Diário de Dalí traz delírios do artista

Diário de Dalí traz delírios do artista
(Marcos Maffei*)

Por que ler o diário de alguém como Dali? Se o título parece pouco, duas vezes mais o livro oferece razões. Uma, na orelha. “Chaves para a sua pintura fascinante se encontram aqui, e também muitos exemplos de sua famosa paranóia-crítica (...) ‘Diário de um gênio’ nos permite seguir, passo a passo, os meandros de um processo de criação privilegiado e único”. Outra, no prólogo: “O presente livro provará que a vida cotidiana de um gênio, seu sono, sua digestão, seus êxtases, suas unhas, seus resfriados, seu sangue, sua vida e sua morte são essencialmente diferentes do resto da humanidade”.

A primeira surpreende ligeiramente – afinal, a crítica e a história da arte não costumam ter lá muito em alta conta a obra de Dalí -, mas nem cabe aqui duvidar dela; quem quer que se interesse pelo diário de Dalí algum grau de adesão deve ter a como ele se qualifica no título.

A segunda consegue ser mais curiosa. Pois quem se dispõe a consumir da biografia à mais ínfima das anotações íntimas de um artista, deslocando seu interesse da obra para a pessoa que a produziu, em algum momento ´até mesmo para justificar esse interesse – acaba pilhando com a questão embutida nessa cândida asserção de Dalí complicada (e provavelmente afinal falsa) questão que de novo não cabe discutir aqui; Dalí, como sempre, facilita as coisas. Midas convicto (e um pouco – necessariamente – tautológico) de uma certa arte moderna, tudo que Dalí toca torna-se genial (ou, para ele, Daliniano), de modo que lhe basta declarar “tudo o que vai se seguir (será) genial, de uma maneira ininterrupta e inelutável, apenas pelo fato de se tratar do Diário de seu fiel e humilde servidor”.

É possível supor uma potencialidade crítica nessa estratégia de mistificação e autopromoção, tanto como enxergar intrigantes implicações poéticas nos atos com os quais a sustenta: “É difícil conseguir manter a atenção do mundo sobre si por mais de meia hora.
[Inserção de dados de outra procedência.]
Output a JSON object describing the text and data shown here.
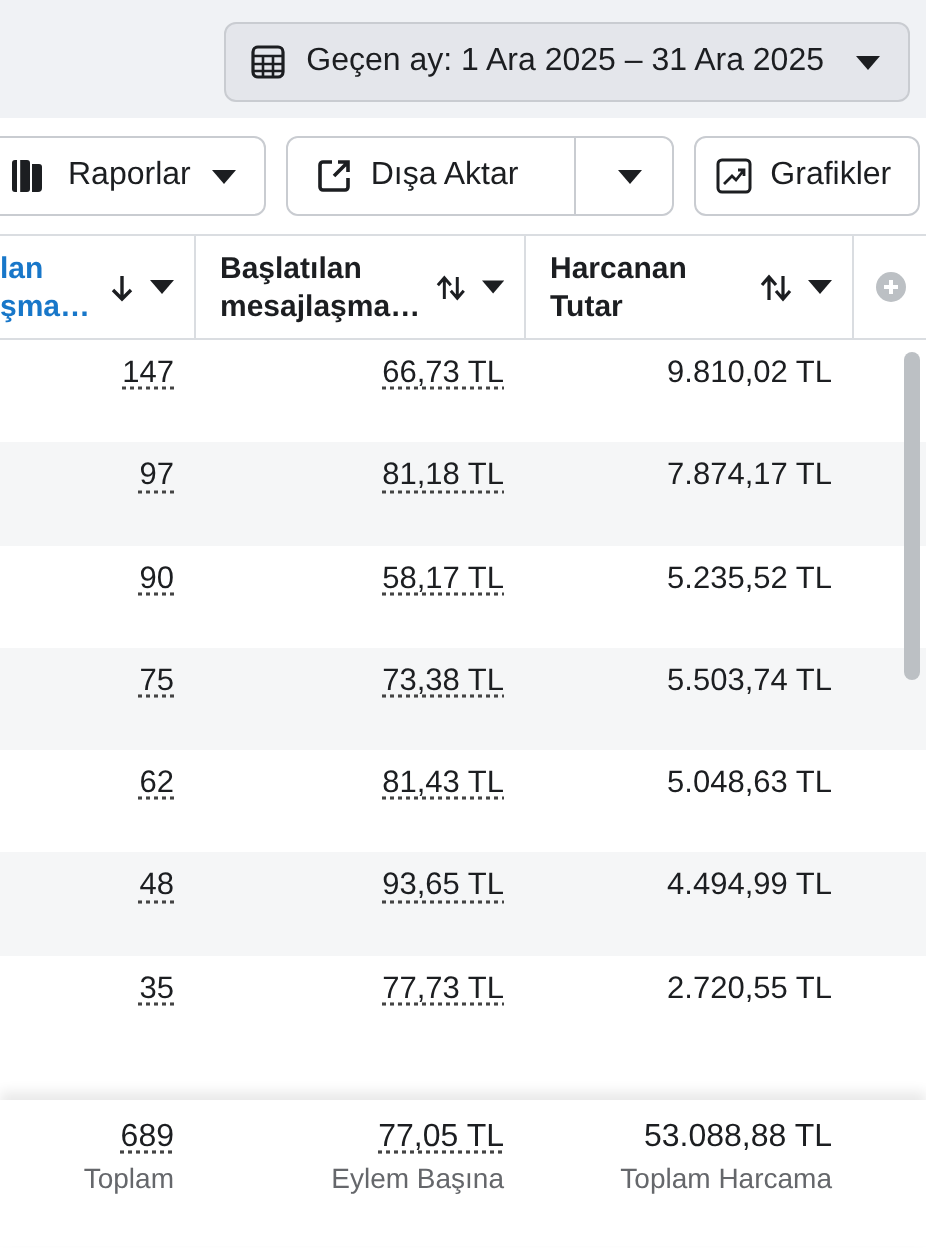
{
  "date_range": {
    "label": "Geçen ay: 1 Ara 2025 – 31 Ara 2025"
  },
  "toolbar": [
    {
      "kind": "menu",
      "label": "Raporlar"
    },
    {
      "kind": "split",
      "label": "Dışa Aktar"
    },
    {
      "kind": "plain",
      "label": "Grafikler"
    }
  ],
  "table": {
    "columns": [
      {
        "label": "lan\nşma…",
        "sorted": true,
        "dotted": true
      },
      {
        "label": "Başlatılan\nmesajlaşma…",
        "sorted": false,
        "dotted": true
      },
      {
        "label": "Harcanan\nTutar",
        "sorted": false,
        "dotted": false
      }
    ],
    "rows": [
      {
        "cells": [
          "147",
          "66,73 TL",
          "9.810,02 TL"
        ]
      },
      {
        "cells": [
          "97",
          "81,18 TL",
          "7.874,17 TL"
        ]
      },
      {
        "cells": [
          "90",
          "58,17 TL",
          "5.235,52 TL"
        ]
      },
      {
        "cells": [
          "75",
          "73,38 TL",
          "5.503,74 TL"
        ]
      },
      {
        "cells": [
          "62",
          "81,43 TL",
          "5.048,63 TL"
        ]
      },
      {
        "cells": [
          "48",
          "93,65 TL",
          "4.494,99 TL"
        ]
      },
      {
        "cells": [
          "35",
          "77,73 TL",
          "2.720,55 TL"
        ]
      }
    ],
    "totals": [
      {
        "value": "689",
        "label": "Toplam"
      },
      {
        "value": "77,05 TL",
        "label": "Eylem Başına"
      },
      {
        "value": "53.088,88 TL",
        "label": "Toplam Harcama"
      }
    ]
  }
}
Eu consegui faze-lo durante vinte anos (...) que os jornais publicassem as mais incompreensíveis notícias de nossa época: Paris – Dali atravessa a cidade levando em procissão um bengala de pão de 15 metros de comprimento. A bengala foi colocada no palco do Teatro de l’Étoile, onde ele pronuncia um discurso histórico contra a “cosmicglue” de Heisenberg; Gerona, Espanha – Dali acaba de realizar seu casamento litúrgico secreto com Gala no Convento da Virgem dos Anjos. Ele declara: somos agora seres arcangélicos”, e por aí fora.
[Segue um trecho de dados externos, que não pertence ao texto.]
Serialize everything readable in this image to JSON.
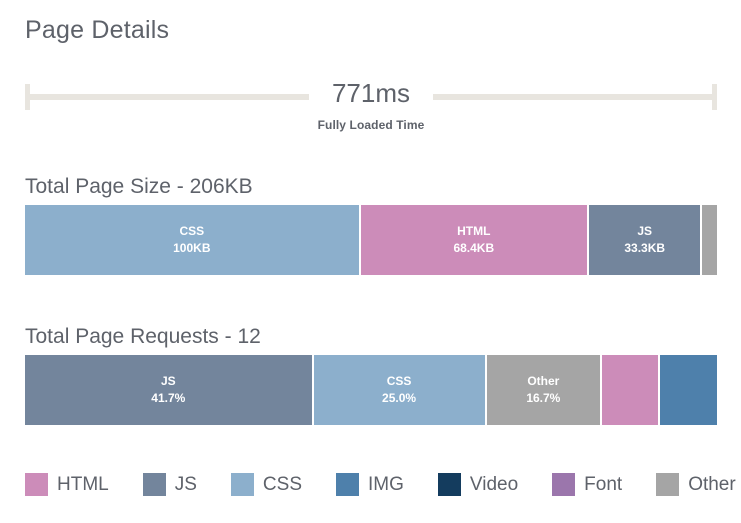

Ou ver nisso tudo não mais que a enjoativa banalização do gesto dadaísta (ou qualquer outro entre os assaltos aos valores constituídos com que as vanguardas do início do século se instauraram como ruptura), diluído em inconseqüentes hipérboles (para Dali um corno de rinoceronte ou um único elefante jamais bastam, ele põe logo mil, quem sabe seguindo conhecida musiquinha). Com a calculada extravagância de quem diz “ a única diferença entre um louco e eu é que eu não sou louco”, mais ou menos o que o grande público espera de um artista.

Seu diário é, naturalmente, um prato cheio de relógios moles, ovos no prato sem o prato, maçã de Guilherme Tell, romãs e cisnes explosivos, defecações fenomenais, rendas de Vermeer, costas rechonchudas de Hitler, caracóis da Borgonha, chifres de rinoceronte, o prazer supremo de ser Dali, queijos místicos, touradas litúrgicas etc. articulados em seus pretensos delírios – o famoso método paranóico-cráitico, em que cada associação ou acaso é investido de sentido e consertado com suas recorrentes obsessões numa construção supostamente reveladora.

Pretender disso tudo alguma relevância, e até mesmo se divertir com suas tiradas, passa no entanto por aceitar, de algum modo, o jogo cuja cartada definitiva é o próprio título do livro. Ou seja: quem se diverte com as bufonerias de Dali – nelas vendo profundas intuições ou não – que se regale.

Regalos Dalinianos – Diário de Salvador Dali. Tradução de Luis Marques e Martha Gambini. Paz e Terra. 258 págs. Editado em 1989.